Essas orientações se aplicam ao período conhecido como “viremia vacinal”, durante o qual a vacina, ao mimetizar uma infecção controlada, permite ao organismo desenvolver anticorpos. Após esse intervalo de 21 dias, os vacinados não requerem mais acompanhamento, pois estão fora de qualquer risco potencial. A eficácia da vacina é destacada, já que ela tem demonstrado uma redução de até 65% na incidência da dengue e mais de 80% em casos graves que exigem hospitalização.
Desde sua incorporação ao Sistema Único de Saúde (SUS) em janeiro deste ano, a vacina já foi administrada a mais de 501 mil pessoas. Inicialmente disponível em três municípios-piloto – Botucatu (SP), Maranguape (CE) e Nova Lima (MG) – o imunizante é destinado a adolescentes e adultos entre 15 e 59 anos, faixa etária aprovada pelo Programa Nacional de Imunizações.

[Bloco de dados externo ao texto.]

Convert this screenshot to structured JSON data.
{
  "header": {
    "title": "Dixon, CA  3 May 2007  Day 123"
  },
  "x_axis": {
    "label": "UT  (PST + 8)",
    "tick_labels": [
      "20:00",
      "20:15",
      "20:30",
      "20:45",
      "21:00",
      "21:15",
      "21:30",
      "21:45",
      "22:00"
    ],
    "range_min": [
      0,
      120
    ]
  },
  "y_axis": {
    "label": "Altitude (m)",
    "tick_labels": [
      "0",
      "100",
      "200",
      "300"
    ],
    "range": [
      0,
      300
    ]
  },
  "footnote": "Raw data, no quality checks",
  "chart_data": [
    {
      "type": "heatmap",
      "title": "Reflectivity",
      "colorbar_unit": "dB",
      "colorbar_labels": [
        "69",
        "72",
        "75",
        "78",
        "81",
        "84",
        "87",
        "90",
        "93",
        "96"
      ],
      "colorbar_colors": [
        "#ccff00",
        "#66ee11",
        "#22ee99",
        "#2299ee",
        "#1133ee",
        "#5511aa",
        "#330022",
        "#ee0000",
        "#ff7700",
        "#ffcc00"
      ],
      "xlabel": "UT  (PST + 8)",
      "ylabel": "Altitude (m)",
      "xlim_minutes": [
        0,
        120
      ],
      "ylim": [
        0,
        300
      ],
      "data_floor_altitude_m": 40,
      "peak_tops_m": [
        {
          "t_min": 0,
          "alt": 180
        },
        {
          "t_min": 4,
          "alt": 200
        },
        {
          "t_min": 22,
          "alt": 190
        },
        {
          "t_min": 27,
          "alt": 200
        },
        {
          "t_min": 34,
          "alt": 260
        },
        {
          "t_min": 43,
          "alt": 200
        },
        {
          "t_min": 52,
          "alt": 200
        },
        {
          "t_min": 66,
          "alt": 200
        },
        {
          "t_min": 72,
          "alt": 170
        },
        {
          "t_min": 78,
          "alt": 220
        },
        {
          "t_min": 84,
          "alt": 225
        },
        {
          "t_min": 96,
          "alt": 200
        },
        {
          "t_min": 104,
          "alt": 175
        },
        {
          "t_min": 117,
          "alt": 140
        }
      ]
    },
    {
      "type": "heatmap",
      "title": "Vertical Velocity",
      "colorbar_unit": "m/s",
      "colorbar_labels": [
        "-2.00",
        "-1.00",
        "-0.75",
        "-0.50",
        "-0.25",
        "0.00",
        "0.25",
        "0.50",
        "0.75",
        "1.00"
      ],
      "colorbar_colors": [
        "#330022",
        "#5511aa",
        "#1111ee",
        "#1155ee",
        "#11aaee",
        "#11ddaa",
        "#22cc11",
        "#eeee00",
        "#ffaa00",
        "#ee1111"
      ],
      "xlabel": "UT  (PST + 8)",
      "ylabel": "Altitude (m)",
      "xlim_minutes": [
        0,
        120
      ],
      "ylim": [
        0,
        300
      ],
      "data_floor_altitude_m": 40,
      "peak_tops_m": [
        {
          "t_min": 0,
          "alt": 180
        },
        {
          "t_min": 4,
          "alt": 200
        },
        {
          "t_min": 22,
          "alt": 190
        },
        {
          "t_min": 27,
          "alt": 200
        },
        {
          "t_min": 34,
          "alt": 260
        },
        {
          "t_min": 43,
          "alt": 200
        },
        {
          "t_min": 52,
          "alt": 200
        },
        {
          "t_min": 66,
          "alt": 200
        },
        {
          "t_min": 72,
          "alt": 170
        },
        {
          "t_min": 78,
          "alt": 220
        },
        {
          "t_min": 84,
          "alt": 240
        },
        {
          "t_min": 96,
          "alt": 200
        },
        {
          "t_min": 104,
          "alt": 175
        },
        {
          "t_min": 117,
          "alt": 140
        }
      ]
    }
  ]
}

A campanha se estendeu também à região de Araguaína, em Tocantins, e priorizou profissionais de saúde da atenção primária.
Vale ressaltar que antes de sua implementação no SUS, a vacina do Butantan passou por rigorosos testes, incluindo a participação de mais de 11 mil pessoas e um período de monitoramento de até cinco anos, recebendo posteriormente autorização da Anvisa. Com a saúde pública em foco, o Ministério reitera a importância da vacinação e da vigilância contínua para garantir a segurança da população.